An Assessment of Common Core Facts

An Assessment of Common Core Facts

The Common Core State Standards (CCSS) have been a hot topic in my home for nearly a year. As a concerned parent, I have firsthand knowledge what these standards are doing to my children.

Ever since last year, my now third-grade daughter has repeatedly expressed frustration in math. I’ve witnessed her love of math slowly fade only to be replaced with tears and disappointment. As her parent, I tried to help ease her anxieties but quickly realized I couldn’t; it was being taught in a way I didn’t understand therefore, I couldn’t help her.

Supporters say it’s because the standards are more rigorous; let me say this, my daughter knows rigor. She’s a gifted student reading on a 5th-9th grade level and does computer math on a 4th-5th grade level, yet she is struggling with grade level math. Where’s the rigor in that?

My kindergartner came home with classwork having her fill in a graph and answer less/more questions based on that graph. According to Ze’ev Wurman, a mathematics expert, this standard (MACC.K.MD.1.2) is age-inappropriate and unnecessarily demanding; it’s a 2nd grade standard in Singapore.

We’re basing our new standards on high-achieving country’s standards but these standards are untested, choppy, and in some areas age-inappropriate.

Let me say I’m not an expert nor am I a teacher. Supporters say my daughter’s frustration comes down to the implementation of the standards, not the standards themselves; this leaves me feeling offended.

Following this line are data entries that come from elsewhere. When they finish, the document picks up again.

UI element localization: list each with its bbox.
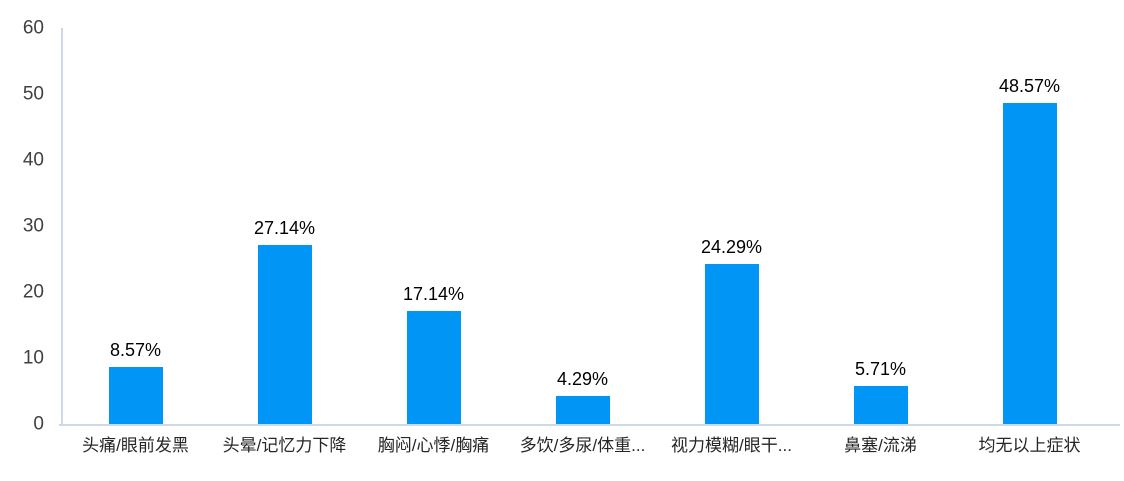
category-label: 视力模糊/眼干... — [671, 436, 792, 455]
category-label: 胸闷/心悸/胸痛 — [377, 436, 490, 455]
bar-value-label: 24.29% — [700, 236, 763, 257]
y-tick-label: 0 — [33, 413, 44, 435]
bar — [108, 367, 163, 424]
bar — [406, 310, 461, 424]
category-label: 鼻塞/流涕 — [844, 436, 917, 455]
y-tick-label: 10 — [22, 347, 44, 369]
y-tick-label: 40 — [22, 149, 44, 171]
bar — [257, 244, 312, 424]
category-label: 头痛/眼前发黑 — [82, 436, 189, 455]
bar — [704, 263, 759, 424]
bar — [853, 386, 908, 424]
category-label: 均无以上症状 — [978, 436, 1081, 455]
y-tick-label: 50 — [22, 83, 44, 105]
y-tick-label: 30 — [22, 215, 44, 237]
bar — [555, 395, 610, 424]
bar-value-label: 8.57% — [109, 340, 162, 361]
y-tick-label: 20 — [22, 281, 44, 303]
x-axis-line — [59, 424, 1120, 426]
bar-value-label: 48.57% — [998, 76, 1061, 97]
y-axis-line — [61, 28, 63, 425]
bar-value-label: 4.29% — [556, 368, 609, 389]
bar-value-label: 17.14% — [402, 283, 465, 304]
category-label: 多饮/多尿/体重... — [519, 436, 646, 455]
y-tick-label: 60 — [22, 17, 44, 39]
bar-value-label: 5.71% — [854, 359, 907, 380]
bar — [1002, 103, 1057, 424]
category-label: 头晕/记忆力下降 — [222, 436, 347, 455]
bar-value-label: 27.14% — [253, 217, 316, 238]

To blame the teachers is an injustice to their love of their profession. Teachers are doing their best to implement standards that many don’t support. I was told that morale is low among teachers and this is disheartening.

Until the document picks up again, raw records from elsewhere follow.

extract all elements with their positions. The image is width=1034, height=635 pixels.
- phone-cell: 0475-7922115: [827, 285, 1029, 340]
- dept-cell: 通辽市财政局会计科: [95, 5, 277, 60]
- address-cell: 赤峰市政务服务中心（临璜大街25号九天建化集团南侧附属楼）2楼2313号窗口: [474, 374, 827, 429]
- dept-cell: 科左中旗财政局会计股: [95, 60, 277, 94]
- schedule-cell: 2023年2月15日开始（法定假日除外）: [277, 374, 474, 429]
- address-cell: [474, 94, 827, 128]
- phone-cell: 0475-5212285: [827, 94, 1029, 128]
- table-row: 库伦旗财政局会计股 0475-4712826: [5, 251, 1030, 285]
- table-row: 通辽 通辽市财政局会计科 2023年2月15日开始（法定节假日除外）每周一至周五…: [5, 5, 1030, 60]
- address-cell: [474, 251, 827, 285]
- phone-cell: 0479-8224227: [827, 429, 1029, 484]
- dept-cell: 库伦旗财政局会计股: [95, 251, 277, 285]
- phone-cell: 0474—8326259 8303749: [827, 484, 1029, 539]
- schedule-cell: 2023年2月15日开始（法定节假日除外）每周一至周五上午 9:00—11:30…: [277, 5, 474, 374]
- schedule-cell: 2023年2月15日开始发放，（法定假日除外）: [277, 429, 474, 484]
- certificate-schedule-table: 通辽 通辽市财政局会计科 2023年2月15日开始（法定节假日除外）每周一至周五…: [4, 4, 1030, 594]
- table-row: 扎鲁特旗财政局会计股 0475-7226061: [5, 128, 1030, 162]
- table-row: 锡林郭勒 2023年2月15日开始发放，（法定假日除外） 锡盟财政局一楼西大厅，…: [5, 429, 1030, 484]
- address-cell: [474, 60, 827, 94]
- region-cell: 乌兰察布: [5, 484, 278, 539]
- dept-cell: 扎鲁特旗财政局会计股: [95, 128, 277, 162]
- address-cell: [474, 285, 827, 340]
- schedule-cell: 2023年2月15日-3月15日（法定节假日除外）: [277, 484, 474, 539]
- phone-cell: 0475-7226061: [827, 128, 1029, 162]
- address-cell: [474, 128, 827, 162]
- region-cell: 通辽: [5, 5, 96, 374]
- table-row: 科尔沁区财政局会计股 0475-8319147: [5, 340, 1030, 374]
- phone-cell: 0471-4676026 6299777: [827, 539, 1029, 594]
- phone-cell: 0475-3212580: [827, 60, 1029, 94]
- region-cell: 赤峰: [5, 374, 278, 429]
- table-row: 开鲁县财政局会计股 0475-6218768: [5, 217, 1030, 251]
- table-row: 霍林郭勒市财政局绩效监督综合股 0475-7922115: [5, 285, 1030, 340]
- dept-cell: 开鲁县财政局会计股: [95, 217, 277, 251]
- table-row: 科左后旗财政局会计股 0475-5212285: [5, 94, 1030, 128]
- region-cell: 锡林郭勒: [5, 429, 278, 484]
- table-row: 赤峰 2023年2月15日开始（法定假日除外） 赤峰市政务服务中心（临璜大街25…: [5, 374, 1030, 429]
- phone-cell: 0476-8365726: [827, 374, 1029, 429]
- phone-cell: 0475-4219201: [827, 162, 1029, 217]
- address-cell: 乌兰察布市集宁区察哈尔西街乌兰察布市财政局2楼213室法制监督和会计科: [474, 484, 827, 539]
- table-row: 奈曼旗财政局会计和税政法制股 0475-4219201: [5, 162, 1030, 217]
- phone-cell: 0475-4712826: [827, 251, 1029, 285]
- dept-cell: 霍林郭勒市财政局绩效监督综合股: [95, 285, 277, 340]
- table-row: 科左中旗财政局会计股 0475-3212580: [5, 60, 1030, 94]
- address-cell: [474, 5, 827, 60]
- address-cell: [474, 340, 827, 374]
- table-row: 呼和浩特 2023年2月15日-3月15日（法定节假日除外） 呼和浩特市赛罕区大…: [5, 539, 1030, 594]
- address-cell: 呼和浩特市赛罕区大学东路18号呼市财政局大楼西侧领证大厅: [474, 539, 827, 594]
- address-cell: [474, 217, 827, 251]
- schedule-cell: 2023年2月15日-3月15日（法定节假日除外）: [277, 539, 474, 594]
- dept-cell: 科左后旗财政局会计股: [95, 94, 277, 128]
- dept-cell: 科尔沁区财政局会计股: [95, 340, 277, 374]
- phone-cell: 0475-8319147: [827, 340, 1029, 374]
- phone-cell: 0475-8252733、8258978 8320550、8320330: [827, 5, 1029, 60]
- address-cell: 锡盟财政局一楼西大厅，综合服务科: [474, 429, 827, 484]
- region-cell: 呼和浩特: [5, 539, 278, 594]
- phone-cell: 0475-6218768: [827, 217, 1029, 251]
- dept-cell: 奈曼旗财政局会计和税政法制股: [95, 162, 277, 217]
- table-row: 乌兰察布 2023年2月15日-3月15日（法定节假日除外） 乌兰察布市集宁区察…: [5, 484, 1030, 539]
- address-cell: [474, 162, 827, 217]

I have other concerns outside of the standards themselves like the career tracking/data mining of our children, as well as rewriting the privacy laws (Family Educational Rights Privacy Act) to allow any 3rd party access to our children’s personal information without parental consent.

Any stakeholder- policy maker; legislator; researcher; business (think Labor Department)- can view their personal information and determine if a child’s future will be attending college or technical school.

Secretary Arne Duncan said the data will be collected “so that every child knows on every step of their educational trajectory what they’re going to do.”

The National Education Data Model allows collection of over 400 data points on our children including, but not limited to, bus stop time/location, medical care/conditions, in-school/post-school employment status, parents’ religious/political preference etc.

The US Department’s “Grit, Tenacity, and Perseverance” report outlines on pages 42-45 what its intentions are regarding our children’s tracking of biometric data.

Page 44 of the report significantly covers the exploration of complex affect computing data measured through multiple means. Iris and palm scanning were already piloted right here in our own state without parental knowledge.

Those who oppose CCSS don’t believe their objections to the new standards are philosophical. The 2009 American Recovery and Reinvestment Act allotted $4.35B for education reform. For states to receive monies from the U.S. Department of Education Race To The Top (RTTT) competitive grant program, states were required to adopt common standards and assessments (sight unseen); fully implement a statewide longitudinal data system; recruit, develop, reward, and retrain effective teachers and principals; and turn around lowest-achieving schools.

The concern regarding the longitudinal data system is part of Common Core through RTTT requirements of adopting common standards. Those “common standards” are Common Core State Standards. You can’t have one without the other.

Supporters claim it was state-led. However, CCSS were solely written and copyrighted by non-academic groups-Alliance Inc, National Governors Association, and the Council of Chief State School Officers. State education agencies or curriculum research universities weren’t asked for their input in the development of CCSS. States didn’t come together to share and write great educational ideas. If they had, they would’ve adopted high standards like those of Massachusetts.

Neither standards nor assessments have ever been piloted. How long will the Florida and U.S. departments of education allow drops in assessment scores before they say “This isn’t working”? Common Core is an untested, unfunded experiment on our children.

There’s no cost analysis! No one knows how much this overhaul of education will cost the taxpayers. While publishing and software companies stand to gain billions in developing aligned products, it’s ultimately the taxpayers paying for textbooks, tests, professional training, and more.

As a co-founder of Florida Parents Against Common Core, we’re asking legislators for a moratorium to fully understand what lies ahead for our state and our children’s educational future. For more information visit

Meredith Mears

One Response to "An Assessment of Common Core Facts"

  1. Fantastic article Meredith! You covered many points that I’m very concerned about too, such as the cost and data mining. Identity theft in children is growing & can go on for years without the parents knowledge. When was the last time you pulled your child’s credit report? Our school district cannot afford Common Core. Superintendent Pons estimates that we need 6 to 10 million dollars for a technology upgrade to give the Common Core computer tests on-line. Where is that money going to come from? Property owners are the tax payers of our school system. We just bought new text books to align with the end of course exams in Algebra One & Geometry. We really cannot afford new textbooks from kindergarten to 12 grade. That would take over the whole budget for our schools. Common Core is not proven by any international or national benchmarks. There are just too many string attached. It is time to put the breaks on Common Core.